The New York Post reports the U.S. Department of Agriculture has paused federal dollars allocated for eight public colleges, collectively known as the University of Maine System or UMS.
UMS received $29.78 million from USDA during the 2024 fiscal year and has received more than $100 million from the federal agency in recent years.
The arm-twisting punishment from USDA comes four weeks after President Trump bluntly warned Gov. Mills the Trump administration is siding with female athletes over transgender women – men – in high school and collegiate sports.
At a meeting of state governors at the White House, Trump bragged his administration was defending Title IX federal law, and the female athletes it protects, with an executive order. The executive order, called “Keeping Men Out of Women’s Sports,” reversed the Biden administration’s radical plan to redefine Title IX so its nondiscrimination statute includes male athletes, too. The outcome of the Nov. 5 election stopped it.
After describing the EO and the men-in-sports issue, Trump then recognized Gov. Mills, seated to his right.
“Are you not going to comply with that?” Trump (pictured at left) bluntly asked her.
“I’m complying with state and federal laws,” Gov. Mills replied.
“We are the federal law,” Trump retorted. “You better do it because you’re not gonna get any federal funding if you don’t.”
“See you in court,” Gov. Mills snapped back.
The next day, according to the Post, Gov. Mills threatened legal action if the White House withheld federal funds but the U.S. Department of Education had already announced a federal investigation into alleged Title IX violations by Maine’s state government.
Not long after that confrontation, Maine’s stance on Title IX and women’s sports dominated the news cycle again. In a narrow vote, the Democrat-led legislature censured a GOP lawmaker, Laurel Libby. She was stripped of the right to vote after she refused to remove a Facebook post that criticized a transgender female athlete, a teen boy. The high school junior won a state title in pole vaulting after competing against high school girls.

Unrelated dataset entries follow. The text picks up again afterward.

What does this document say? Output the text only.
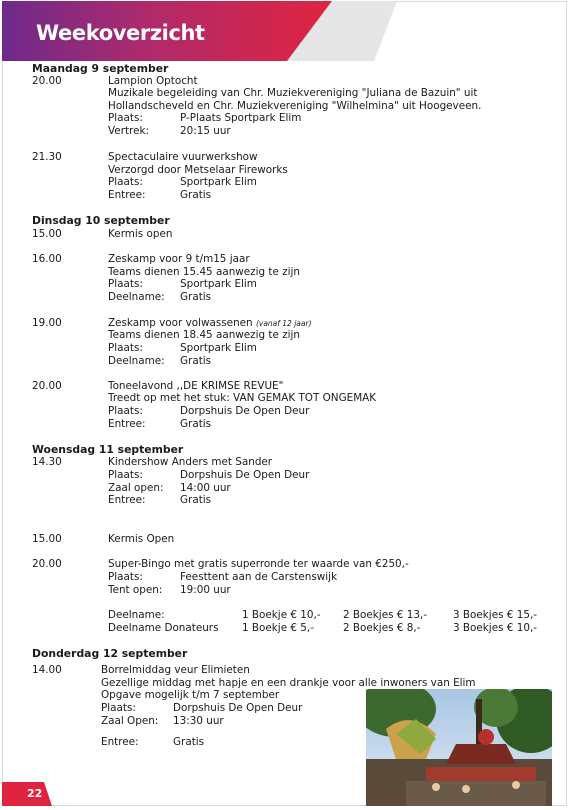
Weekoverzicht
Maandag 9 september
20.00	Lampion Optocht
Muzikale begeleiding van Chr. Muziekvereniging "Juliana de Bazuin" uit
Hollandscheveld en Chr. Muziekvereniging "Wilhelmina" uit Hoogeveen.
Plaats:	P-Plaats Sportpark Elim
Vertrek:	20:15 uur
21.30	Spectaculaire vuurwerkshow
Verzorgd door Metselaar Fireworks
Plaats:	Sportpark Elim
Entree:	Gratis
Dinsdag 10 september
15.00	Kermis open
16.00	Zeskamp voor 9 t/m15 jaar
Teams dienen 15.45 aanwezig te zijn
Plaats:	Sportpark Elim
Deelname: Gratis
19.00	Zeskamp voor volwassenen (vanaf 12 jaar)
Teams dienen 18.45 aanwezig te zijn
Plaats:	Sportpark Elim
Deelname: Gratis
20.00	Toneelavond ,,DE KRIMSE REVUE"
Treedt op met het stuk: VAN GEMAK TOT ONGEMAK
Plaats:	Dorpshuis De Open Deur
Entree:	Gratis
Woensdag 11 september
14.30	Kindershow Anders met Sander
Plaats:	Dorpshuis De Open Deur
Zaal open: 14:00 uur
Entree:	Gratis
15.00	Kermis Open
20.00	Super-Bingo met gratis superronde ter waarde van €250,-
Plaats:	Feesttent aan de Carstenswijk
Tent open: 19:00 uur
Deelname:	1 Boekje € 10,- 2 Boekjes € 13,-	3 Boekjes € 15,-
Deelname Donateurs 1 Boekje € 5,-	2 Boekjes € 8,-	3 Boekjes € 10,-
Donderdag 12 september
14.00	Borrelmiddag veur Elimieten
Gezellige middag met hapje en een drankje voor alle inwoners van Elim
Opgave mogelijk t/m 7 september
Plaats:	Dorpshuis De Open Deur
Zaal Open: 13:30 uur
Entree:	Gratis
22
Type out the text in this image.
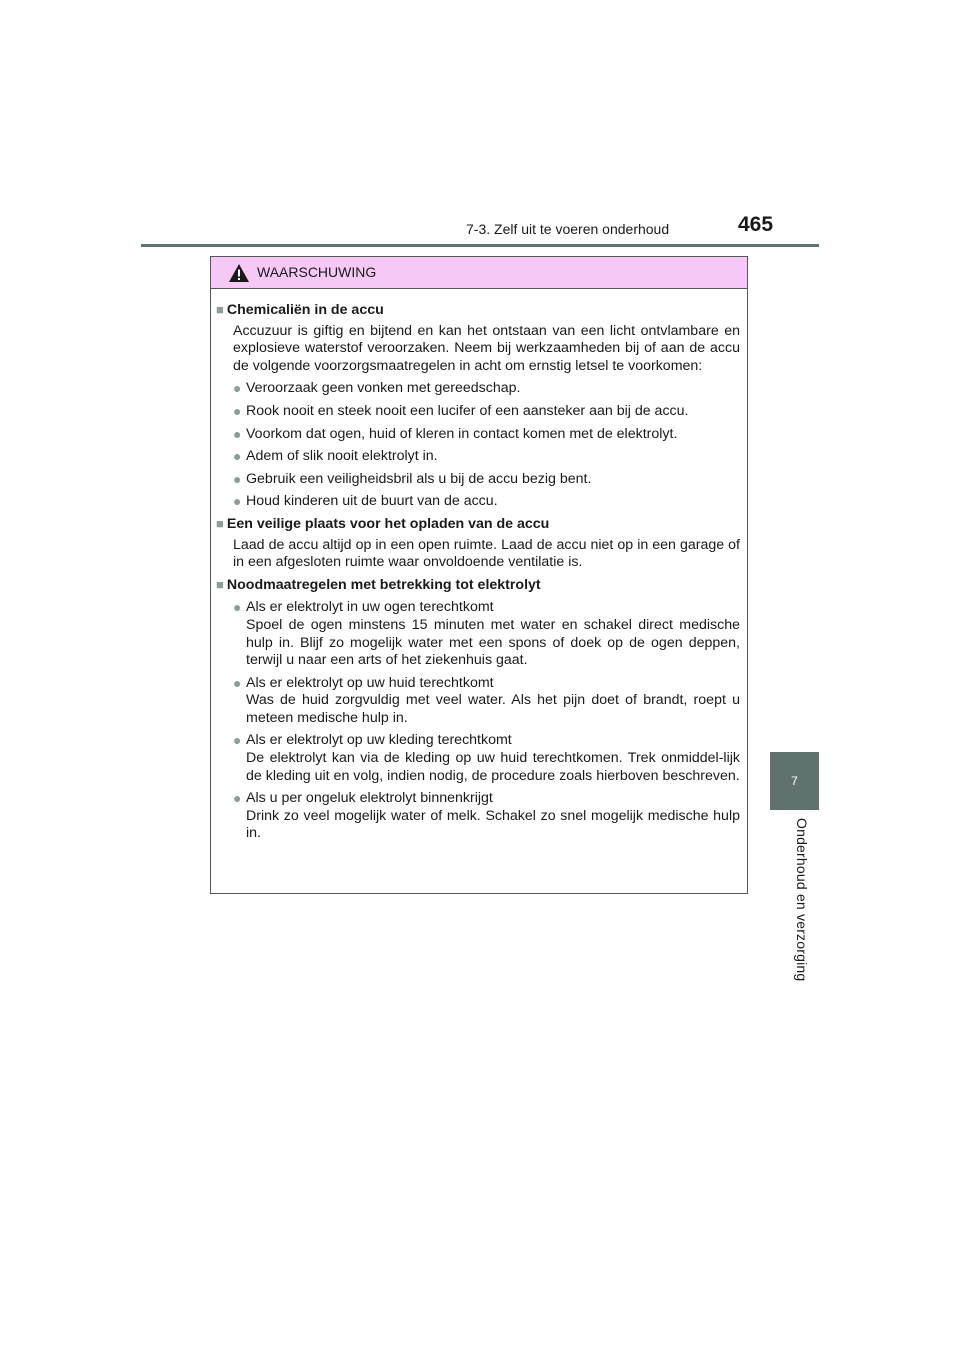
7-3. Zelf uit te voeren onderhoud	465
7
Onderhoud en verzorging
WAARSCHUWING
■ Chemicaliën in de accu
Accuzuur is giftig en bijtend en kan het ontstaan van een licht ontvlambare en explosieve waterstof veroorzaken. Neem bij werkzaamheden bij of aan de accu de volgende voorzorgsmaatregelen in acht om ernstig letsel te voorkomen:
● Veroorzaak geen vonken met gereedschap.
● Rook nooit en steek nooit een lucifer of een aansteker aan bij de accu.
● Voorkom dat ogen, huid of kleren in contact komen met de elektrolyt.
● Adem of slik nooit elektrolyt in.
● Gebruik een veiligheidsbril als u bij de accu bezig bent.
● Houd kinderen uit de buurt van de accu.
■ Een veilige plaats voor het opladen van de accu
Laad de accu altijd op in een open ruimte. Laad de accu niet op in een garage of in een afgesloten ruimte waar onvoldoende ventilatie is.
■ Noodmaatregelen met betrekking tot elektrolyt
● Als er elektrolyt in uw ogen terechtkomt
Spoel de ogen minstens 15 minuten met water en schakel direct medische hulp in. Blijf zo mogelijk water met een spons of doek op de ogen deppen, terwijl u naar een arts of het ziekenhuis gaat.
● Als er elektrolyt op uw huid terechtkomt
Was de huid zorgvuldig met veel water. Als het pijn doet of brandt, roept u meteen medische hulp in.
● Als er elektrolyt op uw kleding terechtkomt
De elektrolyt kan via de kleding op uw huid terechtkomen. Trek onmiddel-lijk de kleding uit en volg, indien nodig, de procedure zoals hierboven beschreven.
● Als u per ongeluk elektrolyt binnenkrijgt
Drink zo veel mogelijk water of melk. Schakel zo snel mogelijk medische hulp in.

“Meet John, who now goes by Katie,” Libby wrote, referring to John Rydzewski’s legal name before he began competing as a girl this season.
Rydzeski’s pole vault, 10 feet and 6 inches, was a whopping six inches higher than his female competitors to win him the state title, The College Fix reported.
Libby’s censure by the Maine House of Representatives came less than a week after the verbal spat between President Trump and Gov. Mills.
Steve McConkey, who leads sports ministry 4 Winds USA, tells AFN the financial threat will get Maine’s attention.

“I think it’s a great idea. I think you have to hit them in the pocketbook,” McConkey, a critic of transgender athletes, says. “These people are pushing this woke agenda.”
Bucking a swing to Trump in crucial swing states, Maine voters chose Kamala Harris over Trump 52%-45% in the November presidential election.
Gov. Mills, a former Maine attorney general, won a second term in 2022 when she defeated Republican candidate Paul LePage 55%-42%.